In January, Turkey’s Industrial Production fell by 2.3% month-on-month (m/m), after a strong recovery in November and December. Despite the monthly decline, the year-on-year (y/y) growth remained positive at 1.2%. This marks the first decline in industrial production in two months, but a 3-month moving average continues to signal a positive contribution to growth in the first quarter of 2025.

While the seasonally adjusted figures for Industrial Production remained below the historical average, the recovery trend in recent months is significant. All major industrial groups, except for capital goods, showed positive growth on a monthly basis. The durable goods group experienced the highest monthly increase of 2.9%, while the capital goods sector saw a notable 13.1% decline, following a strong 14.7% recovery in December.
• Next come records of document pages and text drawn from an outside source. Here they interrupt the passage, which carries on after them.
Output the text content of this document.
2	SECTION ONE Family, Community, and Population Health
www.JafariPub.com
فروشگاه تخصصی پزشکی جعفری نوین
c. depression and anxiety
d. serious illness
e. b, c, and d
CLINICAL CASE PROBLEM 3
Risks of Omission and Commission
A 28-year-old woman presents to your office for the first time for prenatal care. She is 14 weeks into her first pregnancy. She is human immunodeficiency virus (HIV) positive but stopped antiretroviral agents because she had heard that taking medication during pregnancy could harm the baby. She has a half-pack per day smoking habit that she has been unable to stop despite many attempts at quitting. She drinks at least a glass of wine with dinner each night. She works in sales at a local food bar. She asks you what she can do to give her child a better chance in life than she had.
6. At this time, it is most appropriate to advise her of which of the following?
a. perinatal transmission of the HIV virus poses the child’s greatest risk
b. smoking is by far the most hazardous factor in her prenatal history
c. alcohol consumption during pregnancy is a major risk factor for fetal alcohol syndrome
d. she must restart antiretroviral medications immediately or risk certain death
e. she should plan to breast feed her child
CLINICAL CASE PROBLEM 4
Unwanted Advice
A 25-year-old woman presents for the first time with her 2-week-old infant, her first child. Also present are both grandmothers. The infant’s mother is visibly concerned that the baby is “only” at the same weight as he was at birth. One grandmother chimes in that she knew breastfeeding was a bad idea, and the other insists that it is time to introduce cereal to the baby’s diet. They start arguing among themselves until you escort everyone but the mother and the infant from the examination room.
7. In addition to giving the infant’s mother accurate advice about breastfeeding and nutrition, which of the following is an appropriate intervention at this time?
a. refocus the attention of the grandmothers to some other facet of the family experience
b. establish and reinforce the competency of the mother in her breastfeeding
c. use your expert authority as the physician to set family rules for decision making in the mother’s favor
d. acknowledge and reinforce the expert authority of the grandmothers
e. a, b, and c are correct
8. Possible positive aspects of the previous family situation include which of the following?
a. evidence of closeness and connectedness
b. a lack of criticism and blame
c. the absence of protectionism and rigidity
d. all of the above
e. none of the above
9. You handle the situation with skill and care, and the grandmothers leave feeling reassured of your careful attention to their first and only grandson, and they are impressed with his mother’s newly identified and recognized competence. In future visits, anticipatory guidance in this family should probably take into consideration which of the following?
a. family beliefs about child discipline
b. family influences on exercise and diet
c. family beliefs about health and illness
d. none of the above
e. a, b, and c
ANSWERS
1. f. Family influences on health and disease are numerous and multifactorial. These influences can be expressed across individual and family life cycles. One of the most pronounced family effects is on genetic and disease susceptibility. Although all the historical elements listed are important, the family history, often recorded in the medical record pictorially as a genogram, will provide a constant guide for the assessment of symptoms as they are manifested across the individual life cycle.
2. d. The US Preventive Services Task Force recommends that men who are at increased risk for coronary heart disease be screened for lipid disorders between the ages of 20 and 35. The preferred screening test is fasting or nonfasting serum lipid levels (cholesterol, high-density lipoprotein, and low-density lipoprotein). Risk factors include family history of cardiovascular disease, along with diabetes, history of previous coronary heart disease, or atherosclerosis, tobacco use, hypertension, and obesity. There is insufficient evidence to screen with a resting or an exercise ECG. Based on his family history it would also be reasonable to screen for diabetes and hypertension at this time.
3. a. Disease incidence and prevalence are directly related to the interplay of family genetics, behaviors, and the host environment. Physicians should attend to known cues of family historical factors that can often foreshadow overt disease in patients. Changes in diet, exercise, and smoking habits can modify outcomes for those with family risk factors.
The manufacturing sector contracted by 3.0% m/m in January, but showed a modest 1.2% increase y/y. Despite these figures, 11 out of 24 sub-sectors within manufacturing recorded monthly increases. The Mining and Quarrying sector experienced a 7.5% increase for the third consecutive month, while the Electricity, Gas, Steam, and Air Conditioning sector decreased by 0.8%.

Outlook and Economic Growth Forecast

The industrial sector’s contribution to economic growth in the first quarter of 2025 suggests some loss of momentum, following the recovery observed in the final months of 2024. However, 3-month moving averages still indicate that industrial production is expected to positively impact growth in the first quarter.

In 2024, the industrial and manufacturing sectors contributed minimally to the 3.2% overall economic growth, largely due to weak external demand, especially from the Eurozone and Germany. With Germany’s early elections now behind, growth-supportive policies expected in the region may benefit Turkey’s industrial and manufacturing sectors starting mid-2025.

For 2025, growth performance is projected to stay below potential in the first half due to tighter financial conditions, with a gradual recovery expected in the second half, aided by the delayed effects of interest rate cuts. The growth forecast for 2025 remains at 3.2%, with February’s Industrial Production data set to be released on 10 April.